Dann war eine Nonne wild gestikulierend am Fenster erschienen, und der Commissario hatte befohlen, das Feuer einzustellen.
Die Polizei war in das Gebäude eingedrungen, ohne auf Widerstand zu stoßen. Man hatte das Refektorium gestürmt und dort den Kapitän und die Nonnen befreit, die um die leblosen Körper zweier Mitschwestern herumstanden. Einige zeigten eine solche Achtung vor dem Gebot christlicher Nächstenliebe, dass sie neben dem Araber beteten, der bei dem Schusswechsel gestorben war.
Heaney hatte in Begleitung der lokalen Polizei das ganze Kloster durchsucht: von Liam und Alanna keine Spur. Santovito war mit Goonan und einer Nonne in den unterirdischen Tunnel gestiegen und hatte dort ein apokalyptisches Szenario vorgefunden. Die Luft war nicht zu atmen, ein Gemisch aus Rauch und Brandgeruch. In einem der unterirdischen Gänge war die Hitze so stark, dass sich sogar der Wandputz abgelösthatte. Die Gluthitze machte dort jedes weitere Vordringen unmöglich. Am Eingang zu dem Tunnel lag der halb verkohlte Leichnam eines Mannes.
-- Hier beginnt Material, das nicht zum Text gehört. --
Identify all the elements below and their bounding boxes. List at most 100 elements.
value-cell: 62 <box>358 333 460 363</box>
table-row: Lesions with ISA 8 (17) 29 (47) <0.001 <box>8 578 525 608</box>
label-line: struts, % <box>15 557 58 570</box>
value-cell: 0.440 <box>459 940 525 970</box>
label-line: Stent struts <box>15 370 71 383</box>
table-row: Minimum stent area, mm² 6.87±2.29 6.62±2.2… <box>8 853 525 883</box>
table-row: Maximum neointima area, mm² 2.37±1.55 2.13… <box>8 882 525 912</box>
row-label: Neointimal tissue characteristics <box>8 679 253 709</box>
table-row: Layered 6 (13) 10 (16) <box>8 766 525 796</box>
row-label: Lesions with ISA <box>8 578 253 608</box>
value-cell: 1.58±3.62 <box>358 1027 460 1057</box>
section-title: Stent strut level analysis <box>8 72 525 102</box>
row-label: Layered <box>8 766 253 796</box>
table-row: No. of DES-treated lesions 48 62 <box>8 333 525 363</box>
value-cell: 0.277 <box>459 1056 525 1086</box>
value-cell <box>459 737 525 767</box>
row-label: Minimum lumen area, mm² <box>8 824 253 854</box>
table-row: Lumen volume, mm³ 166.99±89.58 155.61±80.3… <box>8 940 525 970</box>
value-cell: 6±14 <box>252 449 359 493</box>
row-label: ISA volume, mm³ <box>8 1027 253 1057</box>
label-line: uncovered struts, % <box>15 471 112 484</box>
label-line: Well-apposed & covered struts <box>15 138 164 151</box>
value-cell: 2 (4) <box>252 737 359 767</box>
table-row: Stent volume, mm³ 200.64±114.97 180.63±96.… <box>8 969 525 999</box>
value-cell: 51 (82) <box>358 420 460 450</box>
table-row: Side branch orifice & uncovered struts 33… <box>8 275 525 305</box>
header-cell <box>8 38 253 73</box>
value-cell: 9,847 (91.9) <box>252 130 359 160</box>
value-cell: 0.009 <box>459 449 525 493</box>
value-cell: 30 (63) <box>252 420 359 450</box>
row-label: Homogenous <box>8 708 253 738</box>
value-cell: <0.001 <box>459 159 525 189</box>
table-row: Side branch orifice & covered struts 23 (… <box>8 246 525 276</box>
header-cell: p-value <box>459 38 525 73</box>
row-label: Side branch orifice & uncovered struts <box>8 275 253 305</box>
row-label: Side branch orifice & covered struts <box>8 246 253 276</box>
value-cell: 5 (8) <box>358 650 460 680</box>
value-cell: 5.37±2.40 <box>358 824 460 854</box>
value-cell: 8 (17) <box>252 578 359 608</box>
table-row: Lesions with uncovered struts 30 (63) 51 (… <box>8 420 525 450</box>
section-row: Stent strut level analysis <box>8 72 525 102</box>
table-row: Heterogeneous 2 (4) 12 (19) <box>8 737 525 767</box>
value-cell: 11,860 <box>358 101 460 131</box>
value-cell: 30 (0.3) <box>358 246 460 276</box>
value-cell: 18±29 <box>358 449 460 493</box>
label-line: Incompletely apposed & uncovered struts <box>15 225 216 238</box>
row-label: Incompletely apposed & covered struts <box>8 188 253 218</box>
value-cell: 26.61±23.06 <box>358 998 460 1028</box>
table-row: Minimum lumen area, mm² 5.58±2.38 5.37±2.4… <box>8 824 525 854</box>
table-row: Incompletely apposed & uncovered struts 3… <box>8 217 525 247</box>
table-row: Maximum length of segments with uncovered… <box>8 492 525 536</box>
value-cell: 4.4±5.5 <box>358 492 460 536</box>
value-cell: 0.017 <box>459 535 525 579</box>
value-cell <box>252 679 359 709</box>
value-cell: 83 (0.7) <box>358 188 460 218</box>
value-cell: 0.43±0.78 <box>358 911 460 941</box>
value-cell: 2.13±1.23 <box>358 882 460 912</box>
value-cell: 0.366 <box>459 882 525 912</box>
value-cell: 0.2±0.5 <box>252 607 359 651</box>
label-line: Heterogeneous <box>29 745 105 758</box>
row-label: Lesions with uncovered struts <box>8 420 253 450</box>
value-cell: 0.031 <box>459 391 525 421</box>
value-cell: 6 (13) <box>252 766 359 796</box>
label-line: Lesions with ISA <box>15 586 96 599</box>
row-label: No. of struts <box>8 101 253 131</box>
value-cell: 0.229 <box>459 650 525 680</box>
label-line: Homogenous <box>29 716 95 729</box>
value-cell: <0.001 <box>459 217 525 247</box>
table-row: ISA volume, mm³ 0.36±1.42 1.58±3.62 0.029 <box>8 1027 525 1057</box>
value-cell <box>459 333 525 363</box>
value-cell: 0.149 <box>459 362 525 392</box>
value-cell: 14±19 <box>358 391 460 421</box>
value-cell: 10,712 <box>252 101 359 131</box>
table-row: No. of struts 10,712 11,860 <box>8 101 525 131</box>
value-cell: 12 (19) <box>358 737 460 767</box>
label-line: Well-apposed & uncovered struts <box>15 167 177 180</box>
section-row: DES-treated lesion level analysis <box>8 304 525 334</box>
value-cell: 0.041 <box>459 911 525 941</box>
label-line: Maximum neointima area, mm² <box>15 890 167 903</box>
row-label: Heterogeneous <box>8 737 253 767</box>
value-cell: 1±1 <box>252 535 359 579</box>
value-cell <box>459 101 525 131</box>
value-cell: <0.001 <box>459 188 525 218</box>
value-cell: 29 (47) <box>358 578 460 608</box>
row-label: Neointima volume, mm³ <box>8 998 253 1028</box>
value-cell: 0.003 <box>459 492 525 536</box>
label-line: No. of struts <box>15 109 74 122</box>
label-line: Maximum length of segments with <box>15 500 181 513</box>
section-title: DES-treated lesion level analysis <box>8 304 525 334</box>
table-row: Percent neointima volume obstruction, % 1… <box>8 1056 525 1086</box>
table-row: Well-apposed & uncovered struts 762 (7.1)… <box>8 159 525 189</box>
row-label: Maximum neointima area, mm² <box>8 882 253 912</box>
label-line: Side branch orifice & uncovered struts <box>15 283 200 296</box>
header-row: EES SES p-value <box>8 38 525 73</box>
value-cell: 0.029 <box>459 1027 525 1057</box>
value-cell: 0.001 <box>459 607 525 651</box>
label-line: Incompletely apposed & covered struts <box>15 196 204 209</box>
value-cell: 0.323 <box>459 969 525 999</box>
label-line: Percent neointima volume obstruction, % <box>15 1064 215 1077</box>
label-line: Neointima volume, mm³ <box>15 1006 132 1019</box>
Viele Stunden würden vergehen, ehe man die Temperatur da unten würde aushalten können.
Nach einer Unterredung mit den Nonnen hatte Santovito zwei Hypothesen aufgestellt: Sicher gab es eine Verbindung zwischen diesem unterirdischen Brand und dem Verschwinden der Äbtissin sowie der restlichen Terroristen und der Geiseln. Klar, aber welche? Was auch immer passiert war, er musste es schnell aufklären. Ein islamistisches Terrorkommando, das in ein Klausurkloster eindringt und unter den Schwestern ein Blutbad anrichtet, das war die Meldung, die am nächsten Tag weltweit die Titelseiten der Gazetten beherrschen würde.
Auf der Treppe tauchte ein nachdenklicher Heaney auf.
»Hier scheint alles vorbei zu sein«, sagte Santovito. »Wir müssen nur abwarten und die Reste einsammeln.«
Der andere kam heran und drückte ihm eine durchsichtige Plastiktüte mit einem Reisepass in die Hand. »Den trug der Scharfschütze bei sich. Ist in den Emiraten ausgestellt«, erklärte er.
»Wird gefälscht sein«, grummelte Santovito.
»Nach einer ersten Überprüfung nicht.«
»Wer soll das sein?«
»Jaabir Ibn Abdullah. Keine Vorstrafen. Steht aber bei einem alten Bekannten von Interpol auf der Lohnliste: Prinz Amir Khan Al Ammar.«
»Ist das möglich?«, fragte der Commissario erstaunt.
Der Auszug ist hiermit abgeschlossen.